Abstract

AbstractDigital technologies have enhanced the capacity for organisations across many sectors to produce, publish, and disseminate research in a variety of formats, and a great deal of it is sought and used in public policy and practice‐related research, yet this diversity is often overlooked in studies of research use. While the need for diverse research sources and formats for public policy and practice is increasingly acknowledged, there have been few studies which articulate and categorise what this diversity looks like in practice, and how research is filtered and selected based on genre, source, and other facets. This article reports on a large‐scale online survey and semi‐structured interviews with research users across multiple sectors in Australia on the materials they access and use for policy and practice work. The results indicate that research users are active information seekers who require online access to diverse genres and formats produced by a range of sources and sectors.
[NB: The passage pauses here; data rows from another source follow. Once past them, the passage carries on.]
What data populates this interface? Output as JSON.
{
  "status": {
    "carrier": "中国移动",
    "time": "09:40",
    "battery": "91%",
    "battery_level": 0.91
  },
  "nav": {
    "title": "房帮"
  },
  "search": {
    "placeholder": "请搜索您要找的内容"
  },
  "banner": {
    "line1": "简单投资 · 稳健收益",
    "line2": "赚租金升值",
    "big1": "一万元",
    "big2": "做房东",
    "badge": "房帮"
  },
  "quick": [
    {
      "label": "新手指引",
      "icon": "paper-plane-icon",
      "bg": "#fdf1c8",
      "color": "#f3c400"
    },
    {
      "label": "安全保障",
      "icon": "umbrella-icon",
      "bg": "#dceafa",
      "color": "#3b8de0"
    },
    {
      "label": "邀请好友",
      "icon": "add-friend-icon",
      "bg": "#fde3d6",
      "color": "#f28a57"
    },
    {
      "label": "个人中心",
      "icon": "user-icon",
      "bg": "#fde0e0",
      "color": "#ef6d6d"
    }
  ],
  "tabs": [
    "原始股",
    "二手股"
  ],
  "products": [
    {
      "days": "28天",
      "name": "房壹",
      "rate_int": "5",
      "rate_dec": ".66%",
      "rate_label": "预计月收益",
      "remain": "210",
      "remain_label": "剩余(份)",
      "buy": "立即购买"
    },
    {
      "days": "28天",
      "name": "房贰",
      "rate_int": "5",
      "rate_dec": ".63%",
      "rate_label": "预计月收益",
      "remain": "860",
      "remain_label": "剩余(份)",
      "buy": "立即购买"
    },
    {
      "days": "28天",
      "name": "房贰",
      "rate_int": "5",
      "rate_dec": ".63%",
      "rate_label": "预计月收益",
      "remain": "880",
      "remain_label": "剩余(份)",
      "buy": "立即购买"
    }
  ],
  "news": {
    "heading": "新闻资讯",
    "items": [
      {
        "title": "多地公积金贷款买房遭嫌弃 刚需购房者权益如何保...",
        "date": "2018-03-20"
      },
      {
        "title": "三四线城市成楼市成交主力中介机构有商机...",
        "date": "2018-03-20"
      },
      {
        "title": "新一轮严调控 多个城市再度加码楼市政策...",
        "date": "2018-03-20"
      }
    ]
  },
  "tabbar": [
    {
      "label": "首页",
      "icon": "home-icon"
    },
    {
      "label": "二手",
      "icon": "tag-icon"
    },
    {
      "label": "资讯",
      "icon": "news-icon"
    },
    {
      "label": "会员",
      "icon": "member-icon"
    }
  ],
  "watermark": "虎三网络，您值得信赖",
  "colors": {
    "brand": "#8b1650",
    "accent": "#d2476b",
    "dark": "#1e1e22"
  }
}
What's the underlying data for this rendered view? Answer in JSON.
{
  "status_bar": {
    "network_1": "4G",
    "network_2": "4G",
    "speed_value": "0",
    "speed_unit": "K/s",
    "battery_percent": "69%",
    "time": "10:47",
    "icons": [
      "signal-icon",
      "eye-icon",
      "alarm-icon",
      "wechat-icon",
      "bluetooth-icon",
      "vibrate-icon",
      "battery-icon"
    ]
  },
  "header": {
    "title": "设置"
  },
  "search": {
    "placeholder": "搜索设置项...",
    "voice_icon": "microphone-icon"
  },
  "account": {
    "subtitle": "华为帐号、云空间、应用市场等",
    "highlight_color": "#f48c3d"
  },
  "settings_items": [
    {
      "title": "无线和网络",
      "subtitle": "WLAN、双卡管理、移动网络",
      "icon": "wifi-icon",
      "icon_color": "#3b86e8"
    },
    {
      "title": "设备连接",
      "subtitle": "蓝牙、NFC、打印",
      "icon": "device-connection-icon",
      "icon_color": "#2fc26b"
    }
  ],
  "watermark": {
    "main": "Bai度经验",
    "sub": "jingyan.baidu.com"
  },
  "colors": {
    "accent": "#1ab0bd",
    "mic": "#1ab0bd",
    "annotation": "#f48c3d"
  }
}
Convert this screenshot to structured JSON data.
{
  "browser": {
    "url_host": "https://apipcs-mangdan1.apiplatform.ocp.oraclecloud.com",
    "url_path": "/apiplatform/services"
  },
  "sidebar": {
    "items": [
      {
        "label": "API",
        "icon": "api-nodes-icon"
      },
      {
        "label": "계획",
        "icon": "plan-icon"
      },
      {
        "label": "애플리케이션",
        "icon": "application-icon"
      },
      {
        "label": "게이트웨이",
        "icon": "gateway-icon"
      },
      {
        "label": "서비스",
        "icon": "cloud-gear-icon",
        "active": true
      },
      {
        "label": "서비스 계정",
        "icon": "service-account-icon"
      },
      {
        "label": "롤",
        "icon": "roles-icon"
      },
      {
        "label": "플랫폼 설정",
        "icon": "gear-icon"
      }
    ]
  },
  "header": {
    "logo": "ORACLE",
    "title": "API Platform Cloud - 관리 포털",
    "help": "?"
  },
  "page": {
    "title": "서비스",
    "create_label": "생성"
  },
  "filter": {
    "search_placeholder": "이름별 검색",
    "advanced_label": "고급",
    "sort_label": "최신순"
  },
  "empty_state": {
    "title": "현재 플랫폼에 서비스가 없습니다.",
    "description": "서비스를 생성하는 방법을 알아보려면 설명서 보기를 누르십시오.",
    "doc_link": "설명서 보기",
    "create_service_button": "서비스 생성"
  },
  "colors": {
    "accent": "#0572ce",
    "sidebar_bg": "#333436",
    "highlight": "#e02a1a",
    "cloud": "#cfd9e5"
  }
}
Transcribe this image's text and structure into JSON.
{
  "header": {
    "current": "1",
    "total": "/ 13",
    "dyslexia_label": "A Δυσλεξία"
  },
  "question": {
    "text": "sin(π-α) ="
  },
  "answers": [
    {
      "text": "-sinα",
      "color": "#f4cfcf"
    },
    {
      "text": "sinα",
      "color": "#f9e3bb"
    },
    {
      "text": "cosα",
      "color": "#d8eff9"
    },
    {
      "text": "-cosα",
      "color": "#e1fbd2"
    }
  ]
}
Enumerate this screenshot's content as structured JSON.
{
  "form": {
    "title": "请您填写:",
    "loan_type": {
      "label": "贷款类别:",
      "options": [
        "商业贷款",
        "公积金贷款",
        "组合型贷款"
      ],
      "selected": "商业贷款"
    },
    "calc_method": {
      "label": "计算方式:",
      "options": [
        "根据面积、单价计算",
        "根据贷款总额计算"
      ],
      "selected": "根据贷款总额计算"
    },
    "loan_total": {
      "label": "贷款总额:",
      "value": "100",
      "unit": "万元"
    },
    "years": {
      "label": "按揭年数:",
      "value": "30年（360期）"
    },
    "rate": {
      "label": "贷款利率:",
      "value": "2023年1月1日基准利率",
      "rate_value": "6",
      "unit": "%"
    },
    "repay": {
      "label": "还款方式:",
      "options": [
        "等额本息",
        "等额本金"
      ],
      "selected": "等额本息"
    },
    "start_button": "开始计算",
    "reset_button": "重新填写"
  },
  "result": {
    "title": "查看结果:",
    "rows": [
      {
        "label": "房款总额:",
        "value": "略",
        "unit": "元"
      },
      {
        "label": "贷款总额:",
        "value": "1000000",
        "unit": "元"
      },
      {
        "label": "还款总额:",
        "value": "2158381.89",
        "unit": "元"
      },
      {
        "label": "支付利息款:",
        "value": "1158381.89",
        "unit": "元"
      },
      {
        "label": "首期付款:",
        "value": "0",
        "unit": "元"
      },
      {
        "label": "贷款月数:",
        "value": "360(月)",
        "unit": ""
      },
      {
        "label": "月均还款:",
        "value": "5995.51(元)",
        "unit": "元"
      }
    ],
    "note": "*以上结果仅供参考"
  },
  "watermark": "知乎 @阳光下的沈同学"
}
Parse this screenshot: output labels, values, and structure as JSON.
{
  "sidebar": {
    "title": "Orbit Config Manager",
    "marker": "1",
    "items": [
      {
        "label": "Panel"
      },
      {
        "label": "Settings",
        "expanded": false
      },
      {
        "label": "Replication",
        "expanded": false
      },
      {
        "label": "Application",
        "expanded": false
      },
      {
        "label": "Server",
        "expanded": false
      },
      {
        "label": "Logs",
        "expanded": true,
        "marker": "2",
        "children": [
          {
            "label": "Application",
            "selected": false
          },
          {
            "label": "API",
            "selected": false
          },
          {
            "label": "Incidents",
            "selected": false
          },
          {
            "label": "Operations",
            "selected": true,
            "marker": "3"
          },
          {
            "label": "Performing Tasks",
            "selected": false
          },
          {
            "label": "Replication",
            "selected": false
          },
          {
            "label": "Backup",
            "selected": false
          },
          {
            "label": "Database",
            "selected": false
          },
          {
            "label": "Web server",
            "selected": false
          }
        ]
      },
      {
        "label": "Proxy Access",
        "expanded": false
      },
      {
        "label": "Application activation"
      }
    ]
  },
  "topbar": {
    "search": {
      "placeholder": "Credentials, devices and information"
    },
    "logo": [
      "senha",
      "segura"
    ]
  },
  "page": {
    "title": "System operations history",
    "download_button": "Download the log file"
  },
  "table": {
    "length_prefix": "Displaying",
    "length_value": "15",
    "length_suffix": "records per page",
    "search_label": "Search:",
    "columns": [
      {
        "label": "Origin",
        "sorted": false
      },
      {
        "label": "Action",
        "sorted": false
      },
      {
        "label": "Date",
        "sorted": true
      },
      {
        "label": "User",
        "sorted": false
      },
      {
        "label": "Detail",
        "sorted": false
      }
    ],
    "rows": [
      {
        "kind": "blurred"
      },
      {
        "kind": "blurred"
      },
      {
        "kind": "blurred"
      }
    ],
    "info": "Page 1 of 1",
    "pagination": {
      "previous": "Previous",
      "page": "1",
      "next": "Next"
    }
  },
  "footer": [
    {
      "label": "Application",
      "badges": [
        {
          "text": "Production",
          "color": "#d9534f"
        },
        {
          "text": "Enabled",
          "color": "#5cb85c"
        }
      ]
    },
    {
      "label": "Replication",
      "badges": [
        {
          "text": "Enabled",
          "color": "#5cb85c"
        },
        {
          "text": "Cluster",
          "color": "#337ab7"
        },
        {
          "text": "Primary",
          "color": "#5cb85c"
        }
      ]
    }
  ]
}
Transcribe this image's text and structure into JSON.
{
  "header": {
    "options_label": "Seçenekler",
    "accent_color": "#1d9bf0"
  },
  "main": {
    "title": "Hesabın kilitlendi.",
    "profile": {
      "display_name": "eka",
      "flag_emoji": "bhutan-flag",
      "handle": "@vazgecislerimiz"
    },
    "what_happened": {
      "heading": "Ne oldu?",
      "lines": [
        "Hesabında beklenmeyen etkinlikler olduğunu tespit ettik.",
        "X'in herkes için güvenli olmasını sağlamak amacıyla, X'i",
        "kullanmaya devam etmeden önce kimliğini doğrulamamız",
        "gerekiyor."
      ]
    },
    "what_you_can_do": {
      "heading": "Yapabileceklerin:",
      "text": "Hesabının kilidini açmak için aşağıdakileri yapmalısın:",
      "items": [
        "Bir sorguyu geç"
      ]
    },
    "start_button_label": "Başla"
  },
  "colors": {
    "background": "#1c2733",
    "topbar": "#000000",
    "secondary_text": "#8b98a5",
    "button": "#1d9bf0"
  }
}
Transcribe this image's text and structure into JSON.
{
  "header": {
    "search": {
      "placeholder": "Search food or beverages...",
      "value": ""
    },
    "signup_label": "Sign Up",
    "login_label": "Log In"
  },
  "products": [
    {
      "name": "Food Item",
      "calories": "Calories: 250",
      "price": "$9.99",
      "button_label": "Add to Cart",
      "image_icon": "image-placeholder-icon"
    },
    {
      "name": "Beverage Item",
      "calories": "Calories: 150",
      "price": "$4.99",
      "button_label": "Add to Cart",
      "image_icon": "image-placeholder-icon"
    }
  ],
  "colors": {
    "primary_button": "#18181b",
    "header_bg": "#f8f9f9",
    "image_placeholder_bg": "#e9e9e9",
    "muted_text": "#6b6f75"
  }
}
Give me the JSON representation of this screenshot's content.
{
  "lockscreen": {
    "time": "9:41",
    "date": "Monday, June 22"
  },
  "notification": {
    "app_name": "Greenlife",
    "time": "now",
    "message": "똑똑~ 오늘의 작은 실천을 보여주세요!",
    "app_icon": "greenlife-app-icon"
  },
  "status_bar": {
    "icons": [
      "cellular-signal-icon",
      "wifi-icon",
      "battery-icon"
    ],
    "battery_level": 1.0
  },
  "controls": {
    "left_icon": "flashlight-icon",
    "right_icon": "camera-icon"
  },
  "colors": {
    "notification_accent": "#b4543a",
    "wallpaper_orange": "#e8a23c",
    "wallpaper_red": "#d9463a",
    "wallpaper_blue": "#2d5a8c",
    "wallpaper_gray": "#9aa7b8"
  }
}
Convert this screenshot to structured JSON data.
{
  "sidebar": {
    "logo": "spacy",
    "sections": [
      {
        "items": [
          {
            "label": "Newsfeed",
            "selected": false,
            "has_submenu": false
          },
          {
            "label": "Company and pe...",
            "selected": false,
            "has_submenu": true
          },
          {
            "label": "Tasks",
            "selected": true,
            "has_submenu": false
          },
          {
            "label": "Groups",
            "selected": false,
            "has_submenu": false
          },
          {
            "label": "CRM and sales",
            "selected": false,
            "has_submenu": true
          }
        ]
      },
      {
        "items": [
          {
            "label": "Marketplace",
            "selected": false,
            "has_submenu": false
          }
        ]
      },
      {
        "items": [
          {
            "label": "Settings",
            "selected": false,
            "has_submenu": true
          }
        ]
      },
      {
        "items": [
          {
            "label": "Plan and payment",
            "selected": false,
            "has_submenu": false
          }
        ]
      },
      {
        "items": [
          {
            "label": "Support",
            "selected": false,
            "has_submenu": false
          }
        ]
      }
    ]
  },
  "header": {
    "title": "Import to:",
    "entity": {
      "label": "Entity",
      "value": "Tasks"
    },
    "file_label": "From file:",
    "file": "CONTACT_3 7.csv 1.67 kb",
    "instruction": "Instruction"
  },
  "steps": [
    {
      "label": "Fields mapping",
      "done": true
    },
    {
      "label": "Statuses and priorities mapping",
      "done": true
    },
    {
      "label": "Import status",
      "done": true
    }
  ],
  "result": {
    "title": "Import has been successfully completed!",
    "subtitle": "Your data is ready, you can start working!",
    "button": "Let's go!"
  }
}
However, respondents also faced many barriers to research use, including the cost of subscriptions for academic journals, discoverability of reports and data, poor management of publications by organisations including government, and the time required for filtering and evaluation. Based on these findings I argue that policy research requires a far greater variety of genres and sources than is generally recognised with implications for the way research use and the research publishing system is understood and managed in Australia.Points for practitioners Policy research and implementation requires diverse online sources and resources from multiple sectors, including reports, discussion papers, evaluations, and data, produced by organisations (grey literature), as well as journals and books. However, this paper finds there are major barriers to discovery, filtering, and access to diverse research publications for practitioners, resulting in poor productivity and policy outcomes. To improve the use of evidence for policy and practice, we must invest in efficient discovery, access, and management systems for diverse research publications.